Ao mesmo tempo em que torço para que o país retome o caminho do crescimento, da prosperidade, da segurança jurídica e da consolidação da democracia, me associo às forças progressistas e independentes desse ou daquele governo que temem a repetição da gestão de uma nota só. E não é uma nota qualquer. Depois de um longo período de inércia e de submersão socioeconômica, o país parecia marchar celeremente para a total recuperação de uma sociedade com valores igualitários e verdadeiramente dentro das quatro linhas. Ainda não desandou, mas, caso a viola continue sendo dedilhada somente em Si, dificilmente a banda chamada Novo Governo conseguirá sair da mesmice derrotada em outubro.
Após o marasmo interno e externo dos dois últimos comandantes da nau chamada Brasil, a nebulosidade se dissipou, o mar serenou, a ressaca recuou, as ondas viraram marolinhas e tudo indicava que daria praia com sol pleno. Bem próximo dos oito meses do início das anunciadas mudanças, a sombra da fertilidade segmentada e personalizada volta a incomodar a maioria dos brasileiros que optou por dias melhores, sem paternalismos e, sobretudo, com atenção máxima ao dispositivo constitucional que estabelece direitos iguais para todos. Pelo menos é o que determina o artigo 5º. da Constituição de 1988. Será que voltamos à estaca zero? Será mais do mesmo? Tomara que não!

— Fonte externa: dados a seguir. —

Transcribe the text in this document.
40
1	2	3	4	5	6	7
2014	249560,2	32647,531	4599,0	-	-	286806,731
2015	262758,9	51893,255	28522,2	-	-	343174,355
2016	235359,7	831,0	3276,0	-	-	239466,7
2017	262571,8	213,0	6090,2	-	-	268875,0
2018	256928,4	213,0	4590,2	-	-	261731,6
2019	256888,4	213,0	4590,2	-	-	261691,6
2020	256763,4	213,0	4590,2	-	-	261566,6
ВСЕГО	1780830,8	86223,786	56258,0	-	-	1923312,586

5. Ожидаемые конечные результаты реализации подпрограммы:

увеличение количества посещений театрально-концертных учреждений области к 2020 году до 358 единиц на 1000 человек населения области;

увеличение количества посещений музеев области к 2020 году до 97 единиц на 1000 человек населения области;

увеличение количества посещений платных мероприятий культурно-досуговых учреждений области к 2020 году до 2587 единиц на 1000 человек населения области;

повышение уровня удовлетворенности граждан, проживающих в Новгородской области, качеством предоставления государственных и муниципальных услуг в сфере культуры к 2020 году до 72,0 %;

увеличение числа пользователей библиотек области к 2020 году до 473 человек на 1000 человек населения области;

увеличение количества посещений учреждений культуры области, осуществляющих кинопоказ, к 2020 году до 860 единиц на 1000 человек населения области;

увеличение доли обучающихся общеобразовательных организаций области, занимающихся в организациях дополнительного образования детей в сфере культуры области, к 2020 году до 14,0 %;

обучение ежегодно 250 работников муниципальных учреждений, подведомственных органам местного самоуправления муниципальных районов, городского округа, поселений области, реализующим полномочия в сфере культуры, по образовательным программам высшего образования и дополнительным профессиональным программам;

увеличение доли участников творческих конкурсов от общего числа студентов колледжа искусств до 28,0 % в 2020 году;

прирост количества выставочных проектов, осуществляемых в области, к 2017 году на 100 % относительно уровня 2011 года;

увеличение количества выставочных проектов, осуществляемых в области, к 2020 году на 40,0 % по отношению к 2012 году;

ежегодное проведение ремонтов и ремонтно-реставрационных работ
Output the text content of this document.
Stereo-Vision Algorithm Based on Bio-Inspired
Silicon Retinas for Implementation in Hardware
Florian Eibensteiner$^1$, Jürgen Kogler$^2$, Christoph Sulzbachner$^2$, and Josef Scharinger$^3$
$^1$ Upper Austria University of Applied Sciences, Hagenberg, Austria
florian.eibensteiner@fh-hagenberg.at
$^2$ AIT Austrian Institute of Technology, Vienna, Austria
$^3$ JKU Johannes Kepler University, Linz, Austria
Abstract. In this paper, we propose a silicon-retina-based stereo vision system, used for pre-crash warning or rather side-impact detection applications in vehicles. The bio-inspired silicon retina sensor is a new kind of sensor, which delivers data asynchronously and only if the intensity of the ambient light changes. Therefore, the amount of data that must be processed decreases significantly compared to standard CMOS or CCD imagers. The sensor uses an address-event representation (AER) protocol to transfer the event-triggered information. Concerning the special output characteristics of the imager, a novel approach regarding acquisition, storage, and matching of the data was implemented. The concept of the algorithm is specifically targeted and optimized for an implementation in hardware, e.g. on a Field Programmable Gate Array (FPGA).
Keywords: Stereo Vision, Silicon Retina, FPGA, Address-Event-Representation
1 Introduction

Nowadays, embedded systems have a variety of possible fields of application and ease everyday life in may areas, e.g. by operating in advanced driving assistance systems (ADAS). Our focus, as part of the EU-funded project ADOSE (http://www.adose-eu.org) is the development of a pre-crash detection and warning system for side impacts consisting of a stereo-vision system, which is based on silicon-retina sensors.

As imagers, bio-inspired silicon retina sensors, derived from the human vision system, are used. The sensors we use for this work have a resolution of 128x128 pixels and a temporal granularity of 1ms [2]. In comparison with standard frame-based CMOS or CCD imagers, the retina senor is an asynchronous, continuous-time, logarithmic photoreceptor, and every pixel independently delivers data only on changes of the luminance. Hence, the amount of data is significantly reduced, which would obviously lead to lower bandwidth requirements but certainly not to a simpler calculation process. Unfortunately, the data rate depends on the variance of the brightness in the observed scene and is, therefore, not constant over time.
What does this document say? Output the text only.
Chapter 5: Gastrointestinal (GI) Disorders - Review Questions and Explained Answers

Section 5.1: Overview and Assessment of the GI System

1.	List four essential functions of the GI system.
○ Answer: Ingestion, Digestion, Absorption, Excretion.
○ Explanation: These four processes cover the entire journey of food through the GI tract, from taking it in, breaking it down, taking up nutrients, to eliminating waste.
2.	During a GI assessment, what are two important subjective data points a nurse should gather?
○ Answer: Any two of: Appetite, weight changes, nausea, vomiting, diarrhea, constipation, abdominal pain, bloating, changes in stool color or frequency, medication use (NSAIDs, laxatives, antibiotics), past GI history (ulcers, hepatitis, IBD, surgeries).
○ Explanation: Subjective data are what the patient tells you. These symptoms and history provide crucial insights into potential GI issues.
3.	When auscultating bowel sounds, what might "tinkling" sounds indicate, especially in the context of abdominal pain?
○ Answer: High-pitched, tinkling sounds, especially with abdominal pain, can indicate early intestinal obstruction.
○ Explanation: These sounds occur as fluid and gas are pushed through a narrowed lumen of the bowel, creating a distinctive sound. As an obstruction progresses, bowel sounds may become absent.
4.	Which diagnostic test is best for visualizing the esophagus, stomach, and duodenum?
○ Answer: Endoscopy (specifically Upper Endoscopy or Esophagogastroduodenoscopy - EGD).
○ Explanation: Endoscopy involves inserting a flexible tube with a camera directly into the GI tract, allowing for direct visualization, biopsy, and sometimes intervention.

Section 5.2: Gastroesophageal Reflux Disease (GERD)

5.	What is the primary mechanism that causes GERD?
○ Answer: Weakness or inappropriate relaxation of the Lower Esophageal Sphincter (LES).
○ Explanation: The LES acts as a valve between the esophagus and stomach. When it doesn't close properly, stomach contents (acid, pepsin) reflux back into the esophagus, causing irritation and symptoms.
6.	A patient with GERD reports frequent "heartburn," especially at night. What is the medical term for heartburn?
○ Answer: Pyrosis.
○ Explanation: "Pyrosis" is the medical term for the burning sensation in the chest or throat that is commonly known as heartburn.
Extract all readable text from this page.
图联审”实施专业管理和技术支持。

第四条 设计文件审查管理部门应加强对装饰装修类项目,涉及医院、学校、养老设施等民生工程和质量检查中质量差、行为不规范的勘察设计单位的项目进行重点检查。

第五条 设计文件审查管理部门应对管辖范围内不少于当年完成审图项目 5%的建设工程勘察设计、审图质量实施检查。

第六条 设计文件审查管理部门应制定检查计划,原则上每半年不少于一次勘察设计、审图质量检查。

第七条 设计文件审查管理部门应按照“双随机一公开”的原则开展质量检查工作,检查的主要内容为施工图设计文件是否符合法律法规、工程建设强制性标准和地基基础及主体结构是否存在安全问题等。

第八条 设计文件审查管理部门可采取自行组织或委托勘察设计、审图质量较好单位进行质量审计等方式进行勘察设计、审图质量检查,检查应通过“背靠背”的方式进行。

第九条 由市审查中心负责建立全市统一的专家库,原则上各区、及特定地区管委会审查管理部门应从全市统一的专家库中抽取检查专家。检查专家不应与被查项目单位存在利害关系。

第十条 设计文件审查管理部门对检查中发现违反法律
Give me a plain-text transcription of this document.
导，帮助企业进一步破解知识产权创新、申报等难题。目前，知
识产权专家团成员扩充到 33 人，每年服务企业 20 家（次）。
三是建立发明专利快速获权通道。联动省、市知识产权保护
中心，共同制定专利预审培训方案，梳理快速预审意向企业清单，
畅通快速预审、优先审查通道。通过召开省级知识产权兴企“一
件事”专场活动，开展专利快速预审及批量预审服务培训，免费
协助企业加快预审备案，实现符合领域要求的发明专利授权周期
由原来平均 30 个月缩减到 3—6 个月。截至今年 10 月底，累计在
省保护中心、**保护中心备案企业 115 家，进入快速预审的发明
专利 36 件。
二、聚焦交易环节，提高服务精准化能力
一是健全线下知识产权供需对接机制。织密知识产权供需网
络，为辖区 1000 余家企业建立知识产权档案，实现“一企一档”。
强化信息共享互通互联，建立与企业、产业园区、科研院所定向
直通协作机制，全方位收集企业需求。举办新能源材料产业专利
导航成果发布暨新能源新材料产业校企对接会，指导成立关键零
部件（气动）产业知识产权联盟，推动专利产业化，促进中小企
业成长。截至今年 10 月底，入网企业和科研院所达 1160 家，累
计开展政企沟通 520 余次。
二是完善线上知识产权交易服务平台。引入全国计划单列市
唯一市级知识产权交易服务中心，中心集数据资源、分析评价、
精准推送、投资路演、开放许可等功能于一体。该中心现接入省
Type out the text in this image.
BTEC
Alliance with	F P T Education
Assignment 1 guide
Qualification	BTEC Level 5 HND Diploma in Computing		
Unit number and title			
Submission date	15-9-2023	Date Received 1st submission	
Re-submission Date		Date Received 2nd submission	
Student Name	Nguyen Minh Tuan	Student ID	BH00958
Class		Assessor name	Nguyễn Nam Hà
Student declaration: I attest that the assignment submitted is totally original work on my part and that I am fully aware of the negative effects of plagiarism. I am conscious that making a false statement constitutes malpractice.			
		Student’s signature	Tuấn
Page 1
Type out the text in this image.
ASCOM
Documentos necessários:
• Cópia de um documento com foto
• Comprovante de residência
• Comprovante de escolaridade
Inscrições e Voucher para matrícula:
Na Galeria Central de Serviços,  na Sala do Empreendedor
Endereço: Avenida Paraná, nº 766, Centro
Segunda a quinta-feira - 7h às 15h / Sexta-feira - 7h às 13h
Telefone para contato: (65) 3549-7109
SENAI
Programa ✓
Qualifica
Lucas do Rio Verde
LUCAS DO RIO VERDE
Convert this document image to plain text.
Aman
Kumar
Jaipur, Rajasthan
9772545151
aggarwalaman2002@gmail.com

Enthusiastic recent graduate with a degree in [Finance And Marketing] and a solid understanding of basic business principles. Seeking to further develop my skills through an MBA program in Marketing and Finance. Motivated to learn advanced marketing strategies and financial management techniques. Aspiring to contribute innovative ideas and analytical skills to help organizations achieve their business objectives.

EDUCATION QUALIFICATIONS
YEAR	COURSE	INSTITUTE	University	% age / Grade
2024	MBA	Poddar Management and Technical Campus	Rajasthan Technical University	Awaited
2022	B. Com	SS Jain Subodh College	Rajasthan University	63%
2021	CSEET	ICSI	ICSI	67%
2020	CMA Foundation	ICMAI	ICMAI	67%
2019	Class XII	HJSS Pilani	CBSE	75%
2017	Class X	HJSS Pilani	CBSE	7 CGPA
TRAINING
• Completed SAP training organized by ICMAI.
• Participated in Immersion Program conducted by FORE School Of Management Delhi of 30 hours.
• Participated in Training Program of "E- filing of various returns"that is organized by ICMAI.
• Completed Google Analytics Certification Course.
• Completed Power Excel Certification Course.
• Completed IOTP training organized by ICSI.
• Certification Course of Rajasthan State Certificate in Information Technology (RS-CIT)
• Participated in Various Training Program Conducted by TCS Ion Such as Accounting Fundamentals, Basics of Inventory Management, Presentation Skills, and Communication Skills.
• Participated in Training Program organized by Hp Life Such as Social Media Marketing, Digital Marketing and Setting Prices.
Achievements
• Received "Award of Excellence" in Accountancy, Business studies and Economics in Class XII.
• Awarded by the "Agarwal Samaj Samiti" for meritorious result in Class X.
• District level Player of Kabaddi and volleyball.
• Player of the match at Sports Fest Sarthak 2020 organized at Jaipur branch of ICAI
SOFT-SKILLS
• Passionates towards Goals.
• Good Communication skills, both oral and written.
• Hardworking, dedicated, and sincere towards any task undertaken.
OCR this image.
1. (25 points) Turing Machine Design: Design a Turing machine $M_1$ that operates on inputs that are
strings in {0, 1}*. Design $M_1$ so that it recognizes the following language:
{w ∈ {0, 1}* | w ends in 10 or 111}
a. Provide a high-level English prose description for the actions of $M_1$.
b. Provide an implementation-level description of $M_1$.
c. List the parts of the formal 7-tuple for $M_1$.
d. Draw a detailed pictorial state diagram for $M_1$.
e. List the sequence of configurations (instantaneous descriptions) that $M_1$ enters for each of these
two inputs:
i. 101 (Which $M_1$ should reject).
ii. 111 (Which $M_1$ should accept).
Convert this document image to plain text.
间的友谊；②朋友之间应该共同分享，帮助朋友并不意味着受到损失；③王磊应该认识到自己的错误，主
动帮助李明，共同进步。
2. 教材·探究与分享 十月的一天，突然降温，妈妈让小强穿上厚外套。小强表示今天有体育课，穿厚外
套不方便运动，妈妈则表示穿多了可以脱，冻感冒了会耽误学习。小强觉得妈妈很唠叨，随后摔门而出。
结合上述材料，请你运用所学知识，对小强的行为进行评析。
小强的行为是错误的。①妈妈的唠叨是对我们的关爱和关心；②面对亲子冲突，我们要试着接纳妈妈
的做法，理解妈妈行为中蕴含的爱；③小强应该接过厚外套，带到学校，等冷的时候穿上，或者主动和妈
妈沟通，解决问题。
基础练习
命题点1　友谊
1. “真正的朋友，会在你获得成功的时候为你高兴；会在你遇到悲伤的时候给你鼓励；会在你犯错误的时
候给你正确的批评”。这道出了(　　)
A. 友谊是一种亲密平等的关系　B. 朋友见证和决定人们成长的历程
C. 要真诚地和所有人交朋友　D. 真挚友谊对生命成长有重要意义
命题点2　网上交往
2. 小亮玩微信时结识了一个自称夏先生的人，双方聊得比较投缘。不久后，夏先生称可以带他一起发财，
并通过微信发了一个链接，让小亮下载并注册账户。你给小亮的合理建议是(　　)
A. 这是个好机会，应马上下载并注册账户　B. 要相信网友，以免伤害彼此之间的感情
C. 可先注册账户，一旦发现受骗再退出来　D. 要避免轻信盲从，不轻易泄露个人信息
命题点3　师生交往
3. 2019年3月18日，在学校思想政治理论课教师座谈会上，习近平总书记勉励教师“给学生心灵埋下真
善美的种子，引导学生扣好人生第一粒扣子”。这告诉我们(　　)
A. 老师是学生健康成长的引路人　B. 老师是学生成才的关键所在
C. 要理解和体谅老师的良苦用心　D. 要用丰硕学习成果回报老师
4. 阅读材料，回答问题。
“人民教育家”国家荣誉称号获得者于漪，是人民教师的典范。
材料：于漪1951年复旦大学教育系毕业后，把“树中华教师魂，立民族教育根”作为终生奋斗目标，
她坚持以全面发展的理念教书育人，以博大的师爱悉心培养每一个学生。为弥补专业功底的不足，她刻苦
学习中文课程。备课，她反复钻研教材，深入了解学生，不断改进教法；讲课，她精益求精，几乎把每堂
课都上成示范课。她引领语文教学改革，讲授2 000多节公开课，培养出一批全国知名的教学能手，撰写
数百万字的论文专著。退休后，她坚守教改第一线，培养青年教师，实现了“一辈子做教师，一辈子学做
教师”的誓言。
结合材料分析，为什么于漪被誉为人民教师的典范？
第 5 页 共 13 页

Claramente os avanços políticos e sociais são outros. No entanto, a atenção dispensada a determinados setores lembra bem de perto a administração daquele presidente que, de forma deliberada e tirânica, privilegiava parlamentares, amigos blogueiros, jornais e emissoras de rádio e televisão cadastrados como parceiros de todas as horas. Apelidado de emendas ou verbas publicitárias, o privilégio ficou conhecido como fórmula mágica para sedar opositores e secar os cofres dos que ousavam fazer oposição a quem sequer merecia o básico adjetivo de presidente da República. A era Jair Bolsonaro foi de longe a mais trágica para a tão sonhada democratização da mídia.
Foram quatro anos fascistas que distanciaram o país da comunicação pública, desprezaram a comunicação comunitária e deixaram à míngua mídias independentes e que, por razões diversas, não se alinhavam ao despotismo, tampouco ao golpismo pregado desde o início de 2018. Apenas para reavivar memórias esquecidas, os grupos Jovem Pan, SBT, Record, Band e Rede TV eram as meninas dos olhos do timoneiro sem bússola. Entre outros menos famosos, Ratinho e Datena tinham a preferência de todos os figurões do governo. Sem exceção, encheram a burra de dinheiro. E ganharam porque alguém decidiu privilegiá-los, em detrimento da informação profissional e do jornalismo sério.
Nesse período, a sociedade foi informada exclusivamente por meio de lives dirigidas ou por jornalistas chapa branca e formalmente fechados com a manutenção do poder a qualquer custo. O resultado foi o que se viu. Recuperando o samba de uma nota só, o tempo passou, mas a toada voltou a lembrar uma marcha fúnebre. Dados da Secretaria de Comunicação Social da Presidência da República indicam que, em 2023, a TV Globo foi a destinatária de mais do que o dobro da soma de recursos das concorrentes. Como o pau que dá em Chico também dá em Francisco, não é justo falar em democracia e tiranizar a propaganda oficial. Tudo bem que a Vênus Platinada é líder de audiência e que sempre fez jornalismo, apesar das seguidas críticas de Jair Bolsonaro.
Entretanto, de acordo com entendimento do próprio presidente, o sol tem de brilhar para todos. Em pouco mais de sete meses do terceiro mandato de Luiz Inácio, o grupo dos Marinho abocanhou algo próximo dos 60% da verba destinada a publicidade governamental, contra 13% da Record e 12% do SBT. Com água no pescoço, a jovem Pan recebeu o equivalente a zero. Nada contra a recuperação da TV Globo como rainha dos lares brasileiros, mas tudo a favor dos jornais, rádios e sites que, durante o governo Bolsonaro, não tiveram medo de mostrar a cara, muito menos de se posicionar política e ideologicamente. Todavia, continuam comendo poeira no mar de tubarões da comunicação nacional. Embora longe da medição diária dos institutos de pesquisa, essas empresas também prezam pelo jornalismo informativo. A diferença é que criticam quando necessário e não precisam bajular ou personalizar. Que a balança musical seja a mesma para todos.